This year’s Oscars hit an all-time low for viewing figures (Picture: AP, Backgrid, Reuters, Getty)
Since its beginnings in 1929, the Oscars has been known as film’s biggest night of the year – but this year, viewership has completely plummeted.
The glitzy and glamorous event, which was scaled down this year due to the coronavirus pandemic, saw its viewership drop by a whopping 58% in the US.
Only 9.85million Americans watched the event to see Chloe Zhao and Nomadland triumph, compared to 23.6m in 2020, according to preliminary Nielsen numbers.
Last year’s had also been a record low at the time.
So, in a year when many of us have relied on films more than ever before, what went wrong with this year’s Oscars?
Shawn Robbins, Chief Analyst at Boxoffice Pro, told Metro.co.uk: ‘The sharp decline in Oscar viewership was very widely expected this year with very few movies having released or gained a high profile due to theatre closures.
It followed a trend experienced by other industries’ award shows, such as the Grammys, drawing smaller audiences than normal.
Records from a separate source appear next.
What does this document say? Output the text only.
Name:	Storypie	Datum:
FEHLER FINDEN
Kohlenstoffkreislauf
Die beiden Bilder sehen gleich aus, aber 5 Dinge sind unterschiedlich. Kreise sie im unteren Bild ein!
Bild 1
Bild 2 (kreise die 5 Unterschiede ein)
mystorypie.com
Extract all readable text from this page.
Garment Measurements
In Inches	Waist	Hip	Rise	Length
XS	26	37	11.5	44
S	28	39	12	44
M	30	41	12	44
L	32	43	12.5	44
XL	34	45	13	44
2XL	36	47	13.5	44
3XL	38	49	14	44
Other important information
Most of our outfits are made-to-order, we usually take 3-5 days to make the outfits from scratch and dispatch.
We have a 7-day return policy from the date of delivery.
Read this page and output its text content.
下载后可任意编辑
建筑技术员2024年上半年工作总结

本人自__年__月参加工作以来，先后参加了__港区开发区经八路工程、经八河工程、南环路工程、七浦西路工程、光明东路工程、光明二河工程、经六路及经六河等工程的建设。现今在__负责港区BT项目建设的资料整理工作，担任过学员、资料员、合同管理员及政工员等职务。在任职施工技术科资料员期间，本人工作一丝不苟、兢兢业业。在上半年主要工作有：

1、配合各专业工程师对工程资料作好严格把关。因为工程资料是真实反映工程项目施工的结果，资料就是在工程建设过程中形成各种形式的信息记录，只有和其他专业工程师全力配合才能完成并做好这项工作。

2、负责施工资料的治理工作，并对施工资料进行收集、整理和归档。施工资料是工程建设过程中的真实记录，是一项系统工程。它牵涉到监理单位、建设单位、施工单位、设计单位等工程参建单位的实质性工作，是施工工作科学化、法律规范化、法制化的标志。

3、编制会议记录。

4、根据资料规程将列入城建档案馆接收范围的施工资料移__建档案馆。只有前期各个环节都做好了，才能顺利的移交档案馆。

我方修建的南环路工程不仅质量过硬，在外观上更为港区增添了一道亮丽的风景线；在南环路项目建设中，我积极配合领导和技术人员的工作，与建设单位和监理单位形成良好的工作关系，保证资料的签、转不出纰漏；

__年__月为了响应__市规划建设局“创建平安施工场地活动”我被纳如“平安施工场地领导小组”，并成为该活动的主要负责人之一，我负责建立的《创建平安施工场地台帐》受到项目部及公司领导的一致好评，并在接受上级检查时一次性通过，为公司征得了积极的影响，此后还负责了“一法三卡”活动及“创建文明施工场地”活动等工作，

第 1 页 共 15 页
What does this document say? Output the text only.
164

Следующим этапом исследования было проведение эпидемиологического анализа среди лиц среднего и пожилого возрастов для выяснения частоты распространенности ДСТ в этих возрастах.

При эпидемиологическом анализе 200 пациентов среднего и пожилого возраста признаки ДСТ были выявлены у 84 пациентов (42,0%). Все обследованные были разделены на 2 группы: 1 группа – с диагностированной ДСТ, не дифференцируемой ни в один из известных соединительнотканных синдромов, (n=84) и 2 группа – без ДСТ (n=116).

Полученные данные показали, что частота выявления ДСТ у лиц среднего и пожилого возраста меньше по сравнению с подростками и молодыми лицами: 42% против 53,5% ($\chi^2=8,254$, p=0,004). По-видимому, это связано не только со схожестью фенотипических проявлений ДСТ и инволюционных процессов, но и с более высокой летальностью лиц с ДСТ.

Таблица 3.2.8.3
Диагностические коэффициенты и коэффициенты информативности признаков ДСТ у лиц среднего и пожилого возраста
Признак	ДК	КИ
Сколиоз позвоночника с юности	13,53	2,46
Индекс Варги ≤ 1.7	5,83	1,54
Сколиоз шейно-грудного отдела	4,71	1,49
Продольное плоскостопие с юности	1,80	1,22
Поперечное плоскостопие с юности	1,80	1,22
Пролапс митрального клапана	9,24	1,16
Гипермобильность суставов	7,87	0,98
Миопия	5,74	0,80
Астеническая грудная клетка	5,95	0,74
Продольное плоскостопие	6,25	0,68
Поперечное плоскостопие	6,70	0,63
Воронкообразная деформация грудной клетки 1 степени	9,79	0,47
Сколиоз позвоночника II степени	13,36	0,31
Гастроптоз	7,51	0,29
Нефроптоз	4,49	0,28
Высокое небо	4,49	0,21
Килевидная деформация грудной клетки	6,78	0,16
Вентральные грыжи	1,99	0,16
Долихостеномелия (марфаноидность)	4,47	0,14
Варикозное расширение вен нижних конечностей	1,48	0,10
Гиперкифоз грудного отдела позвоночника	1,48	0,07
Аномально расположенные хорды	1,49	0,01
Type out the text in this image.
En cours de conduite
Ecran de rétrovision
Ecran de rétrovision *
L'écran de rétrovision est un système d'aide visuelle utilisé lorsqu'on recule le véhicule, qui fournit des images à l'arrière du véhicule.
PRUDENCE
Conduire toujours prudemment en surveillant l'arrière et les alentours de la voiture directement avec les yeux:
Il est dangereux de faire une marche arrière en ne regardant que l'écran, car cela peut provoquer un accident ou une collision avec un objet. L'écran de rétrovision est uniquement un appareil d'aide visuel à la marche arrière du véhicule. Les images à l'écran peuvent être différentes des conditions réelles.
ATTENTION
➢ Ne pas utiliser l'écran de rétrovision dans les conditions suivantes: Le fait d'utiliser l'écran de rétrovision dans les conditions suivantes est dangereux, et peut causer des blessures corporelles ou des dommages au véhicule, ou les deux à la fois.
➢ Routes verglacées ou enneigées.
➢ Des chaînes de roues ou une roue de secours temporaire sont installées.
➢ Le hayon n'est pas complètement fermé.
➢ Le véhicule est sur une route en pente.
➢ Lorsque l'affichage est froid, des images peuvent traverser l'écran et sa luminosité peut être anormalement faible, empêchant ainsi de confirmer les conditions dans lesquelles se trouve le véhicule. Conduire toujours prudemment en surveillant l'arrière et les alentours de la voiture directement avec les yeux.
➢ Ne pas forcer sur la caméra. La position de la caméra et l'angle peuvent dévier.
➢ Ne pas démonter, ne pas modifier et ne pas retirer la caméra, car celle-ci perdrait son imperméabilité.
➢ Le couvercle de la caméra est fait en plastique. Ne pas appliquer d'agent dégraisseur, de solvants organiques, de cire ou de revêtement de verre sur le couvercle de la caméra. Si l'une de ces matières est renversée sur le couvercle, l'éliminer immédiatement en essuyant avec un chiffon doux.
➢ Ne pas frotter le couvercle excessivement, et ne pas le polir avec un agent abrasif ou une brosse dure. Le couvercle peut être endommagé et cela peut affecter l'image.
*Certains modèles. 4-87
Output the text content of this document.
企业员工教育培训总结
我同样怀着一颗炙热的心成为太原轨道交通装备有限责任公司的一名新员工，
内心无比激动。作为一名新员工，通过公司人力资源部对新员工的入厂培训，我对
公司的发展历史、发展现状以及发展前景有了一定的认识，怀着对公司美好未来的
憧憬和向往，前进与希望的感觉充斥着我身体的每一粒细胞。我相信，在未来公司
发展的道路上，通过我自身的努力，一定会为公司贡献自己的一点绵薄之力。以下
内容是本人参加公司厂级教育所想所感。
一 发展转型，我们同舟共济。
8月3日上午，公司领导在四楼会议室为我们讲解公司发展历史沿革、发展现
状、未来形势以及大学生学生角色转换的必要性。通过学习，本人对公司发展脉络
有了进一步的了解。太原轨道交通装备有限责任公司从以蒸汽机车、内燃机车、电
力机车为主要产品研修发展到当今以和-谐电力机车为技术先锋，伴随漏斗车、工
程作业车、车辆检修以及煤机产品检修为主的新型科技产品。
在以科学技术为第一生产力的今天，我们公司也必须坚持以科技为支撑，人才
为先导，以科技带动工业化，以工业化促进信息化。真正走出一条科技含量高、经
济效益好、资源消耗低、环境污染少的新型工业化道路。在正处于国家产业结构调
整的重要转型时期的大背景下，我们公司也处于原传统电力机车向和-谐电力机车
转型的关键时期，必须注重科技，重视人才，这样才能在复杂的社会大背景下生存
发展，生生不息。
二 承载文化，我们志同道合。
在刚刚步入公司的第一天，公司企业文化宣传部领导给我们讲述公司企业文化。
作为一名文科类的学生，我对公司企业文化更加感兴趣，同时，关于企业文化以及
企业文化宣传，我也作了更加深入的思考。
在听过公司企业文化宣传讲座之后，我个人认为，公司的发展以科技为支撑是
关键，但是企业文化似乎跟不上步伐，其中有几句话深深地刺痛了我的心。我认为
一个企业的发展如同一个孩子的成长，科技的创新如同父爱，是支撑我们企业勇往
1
All things being equal, next year’s Academy Awards could rebound significantly if moviegoing and studio releases continue to rebound in a significant way over the next eight to ten months.
‘The ceremony is often most popular when at least a few big box office hits are well represented in major categories, so that will also be a factor in potential ratings recovery.
‘The hosting aspect is certainly debatable. Having the right personality lead the show can attract more viewers, but the hostless option can work when well written and produced. Other elements such as musical performances and clips showcasing the nominated films add some life to the ceremony which is otherwise dominated by speeches, so those components may return next year as well.’
The pared-down ceremony
There was a much smaller audience than normal (Picture: Getty Images)
There was no doubt that this year’s ceremony would be different due to the ongoing coronavirus crisis, but co-producer Steven Soderbergh attempted to make it as entertaining as possible despite that.
He insisted it would be like a movie, and for the first few minutes it was, with Regina King filmed striding to the stage in Union Station in an epic long shot, and then giving a powerful speech.
However, things very much fell off the wagon later on, with a glorified version of Name That Tune being played during the ceremony, and a seemingly rushed version of the In Memoriam segment.
In the attempt to make it as normal as possible, the organisers asked guests not to Zoom in from home, with various nominees attending from certain locations in London – but that meant Sir Anthony Hopkins, who ended up winning best actor, was not able to attend from his home in Wales.